Naarmate de interne en externe dimensies van maritieme veiligheid meer en meer
verweven raken, zijn gedeelde doelstellingen en inspanningen van alle
betrokkenen geboden om samenhang te bereiken tussen sectorspecifiek en
nationaal beleid en om civiele en militaire overheden in staat te stellen samen
doeltreffend op te treden. De zeestrijdkracht van de Europese Unie voor Somalië
(EUNAVFOR) — Operatie Atalanta, gecombineerd met de essentiële EU-bijstand voor
samenwerking, toont aan dat gezamenlijk optreden doeltreffend kan zijn. In december 2013 pleitte de Europese Raad
nadrukkelijk voor de beveiliging van de strategische maritieme
veiligheidsbelangen van de EU tegen allerlei risico's en dreigingen. Als
specifieke doelstelling benadrukte de EU-Verklaring van Limassol
van 2012 het "belang van een beter maritiem bestuur
[…], met inbegrip van intensievere samenwerking"[1]. Een maritieme
veiligheidsstrategie zou voor de EU de basis kunnen vormen voor de bijdrage aan
op regels gebaseerd goed bestuur op zee, zowel in territoriale wateren als op
volle zee. Een maritieme veiligheidsstrategie van de EU
maakt een strategische, intersectorale aanpak van maritieme veiligheid mogelijk[2]. EU-coördinatie en de
ontwikkeling van verdere synergie met en onder de lidstaten, en samenwerking
met internationale partners zou het begin moeten zijn overeenkomstig bestaande verdragen
en wetgeving, alsook het Verdrag van de Verenigde Naties inzake het recht van
de zee (UNCLOS), als hoeksteen van die benadering. Een dergelijke strategie moet niet tot nieuwe
structuren, programma's of wetgeving leiden, maar dient voort te bouwen op
bestaande verworvenheden en deze te versterken.
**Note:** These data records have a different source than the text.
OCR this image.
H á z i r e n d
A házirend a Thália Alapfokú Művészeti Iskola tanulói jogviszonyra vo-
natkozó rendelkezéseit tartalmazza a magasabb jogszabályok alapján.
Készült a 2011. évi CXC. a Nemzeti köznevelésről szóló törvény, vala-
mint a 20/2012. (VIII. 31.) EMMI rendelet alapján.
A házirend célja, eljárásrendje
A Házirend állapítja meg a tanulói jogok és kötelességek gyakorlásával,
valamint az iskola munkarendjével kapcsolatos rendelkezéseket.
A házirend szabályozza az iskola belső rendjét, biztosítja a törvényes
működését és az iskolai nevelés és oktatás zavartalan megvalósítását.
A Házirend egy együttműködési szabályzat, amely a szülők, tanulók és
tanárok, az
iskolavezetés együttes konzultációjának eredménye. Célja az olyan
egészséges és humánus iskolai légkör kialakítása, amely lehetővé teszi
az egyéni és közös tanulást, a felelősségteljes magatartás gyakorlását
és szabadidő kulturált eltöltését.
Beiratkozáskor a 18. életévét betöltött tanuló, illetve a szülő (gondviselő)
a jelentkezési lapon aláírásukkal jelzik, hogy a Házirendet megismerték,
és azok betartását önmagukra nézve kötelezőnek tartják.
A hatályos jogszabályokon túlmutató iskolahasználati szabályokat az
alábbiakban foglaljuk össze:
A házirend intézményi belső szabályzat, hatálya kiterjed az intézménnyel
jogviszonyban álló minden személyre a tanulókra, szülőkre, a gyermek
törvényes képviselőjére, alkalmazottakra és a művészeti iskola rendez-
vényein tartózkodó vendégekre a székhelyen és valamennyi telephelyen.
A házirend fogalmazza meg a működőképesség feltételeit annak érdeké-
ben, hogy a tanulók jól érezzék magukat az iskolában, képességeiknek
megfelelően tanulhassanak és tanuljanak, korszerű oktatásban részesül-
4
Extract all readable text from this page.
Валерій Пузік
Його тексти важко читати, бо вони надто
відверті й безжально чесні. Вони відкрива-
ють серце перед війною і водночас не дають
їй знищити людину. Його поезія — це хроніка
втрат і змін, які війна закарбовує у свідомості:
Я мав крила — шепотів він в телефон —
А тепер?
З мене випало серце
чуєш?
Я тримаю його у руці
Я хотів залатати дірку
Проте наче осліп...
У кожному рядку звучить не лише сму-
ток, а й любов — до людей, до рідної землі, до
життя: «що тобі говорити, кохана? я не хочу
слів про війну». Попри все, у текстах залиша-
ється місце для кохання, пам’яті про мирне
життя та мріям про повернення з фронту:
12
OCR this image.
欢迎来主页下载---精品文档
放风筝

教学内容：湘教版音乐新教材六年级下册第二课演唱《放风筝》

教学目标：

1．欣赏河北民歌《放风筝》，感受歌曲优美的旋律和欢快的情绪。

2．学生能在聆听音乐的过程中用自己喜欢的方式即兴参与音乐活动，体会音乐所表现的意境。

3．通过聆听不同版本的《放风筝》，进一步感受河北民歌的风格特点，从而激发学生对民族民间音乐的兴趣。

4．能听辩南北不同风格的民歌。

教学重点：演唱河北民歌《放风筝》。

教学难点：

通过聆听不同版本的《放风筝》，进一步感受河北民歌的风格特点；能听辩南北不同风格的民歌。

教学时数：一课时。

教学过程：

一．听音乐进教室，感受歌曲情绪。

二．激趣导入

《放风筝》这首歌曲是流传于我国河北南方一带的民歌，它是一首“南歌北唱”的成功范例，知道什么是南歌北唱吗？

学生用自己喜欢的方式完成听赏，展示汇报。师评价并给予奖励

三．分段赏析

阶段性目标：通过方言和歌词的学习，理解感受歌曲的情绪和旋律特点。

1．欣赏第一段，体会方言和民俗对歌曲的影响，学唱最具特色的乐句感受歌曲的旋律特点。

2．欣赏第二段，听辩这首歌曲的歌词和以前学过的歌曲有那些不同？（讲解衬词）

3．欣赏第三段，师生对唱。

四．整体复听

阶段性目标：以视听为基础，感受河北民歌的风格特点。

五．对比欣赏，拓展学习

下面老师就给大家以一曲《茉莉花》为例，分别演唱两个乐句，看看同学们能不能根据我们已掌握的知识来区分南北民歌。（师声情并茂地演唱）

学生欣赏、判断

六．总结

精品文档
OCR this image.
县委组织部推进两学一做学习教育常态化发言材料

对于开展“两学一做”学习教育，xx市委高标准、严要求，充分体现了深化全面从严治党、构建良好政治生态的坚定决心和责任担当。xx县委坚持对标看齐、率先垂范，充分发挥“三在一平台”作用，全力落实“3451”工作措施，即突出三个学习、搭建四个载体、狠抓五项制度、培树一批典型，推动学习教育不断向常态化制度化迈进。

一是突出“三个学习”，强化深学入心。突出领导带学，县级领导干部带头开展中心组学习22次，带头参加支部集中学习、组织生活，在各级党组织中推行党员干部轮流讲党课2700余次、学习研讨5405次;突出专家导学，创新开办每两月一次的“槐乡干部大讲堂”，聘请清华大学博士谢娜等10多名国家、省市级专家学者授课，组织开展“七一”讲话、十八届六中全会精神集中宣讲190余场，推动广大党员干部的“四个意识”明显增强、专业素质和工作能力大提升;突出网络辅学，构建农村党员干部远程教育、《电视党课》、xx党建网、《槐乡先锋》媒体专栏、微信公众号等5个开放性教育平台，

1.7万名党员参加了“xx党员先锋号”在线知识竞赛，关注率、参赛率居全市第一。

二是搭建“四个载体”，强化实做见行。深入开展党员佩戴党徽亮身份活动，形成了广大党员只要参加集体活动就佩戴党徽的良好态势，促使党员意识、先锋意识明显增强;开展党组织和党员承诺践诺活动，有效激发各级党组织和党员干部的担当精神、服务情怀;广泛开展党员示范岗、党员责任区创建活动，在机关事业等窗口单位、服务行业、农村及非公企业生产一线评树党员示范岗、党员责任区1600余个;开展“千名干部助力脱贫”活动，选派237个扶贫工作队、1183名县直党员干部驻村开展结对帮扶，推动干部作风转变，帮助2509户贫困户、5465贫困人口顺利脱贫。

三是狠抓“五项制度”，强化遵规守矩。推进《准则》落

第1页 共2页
De samenhang met bestaand
EU-beleid moet gegarandeerd worden[3]. De samenwerking via bestaande
intergouvernementele en internationale initiatieven dient eveneens te worden
opgevoerd[4].
Tot slot zou de ontwikkeling van een gecoördineerde aanpak van maritieme
veiligheid ook meer groei en banen op zee opleveren, zoals uiteengezet in de
groeistrategie van de EU, Europa 2020[5]. II Maritieme veiligheidsbelangen De belangrijkste strategische maritieme
veiligheidsbelangen van de EU zijn: ·
conflictpreventie, vredeshandhaving en de
verbetering van de internationale veiligheid via engagement met internationale
partners. Dit bevordert internationale maritieme samenwerking en
rechtshandhaving, begunstigt de handel over zee en draagt bij tot duurzame
ontwikkeling. ·
De bescherming van de EU tegen maritieme
veiligheidsdreigingen, met inbegrip van de bescherming van kritieke maritieme
infrastructuur, zoals havens en terminals, off-shore-installaties,
onderwaterpijpleidingen, telecommunicatiekabels, projecten voor
wetenschappelijk onderzoek en innovatie en andere economische activiteiten op
zee. ·
Doeltreffende controle van de maritieme
buitengrenzen van de Unie om illegale activiteiten te voorkomen. ·
De bescherming van de mondiale toeleveringsketen
van de EU, de vrijheid van scheepvaart, het recht op onschuldige doorvaart voor
schepen die de vlag van een lidstaat voeren en de veiligheid en beveiliging van
zeevarenden en passagiers. ·
De preventie van illegale, ongereglementeerde en
ongemelde (IUU) visserij. III Maritieme veiligheidsdreigingen Maritieme veiligheidsdreigingen kennen vele
facetten, vormen een risico voor Europese burgers en schaden de strategische
belangen van de EU. Deze dreigingen hebben tal van gevolgen voor diverse beleidssectoren.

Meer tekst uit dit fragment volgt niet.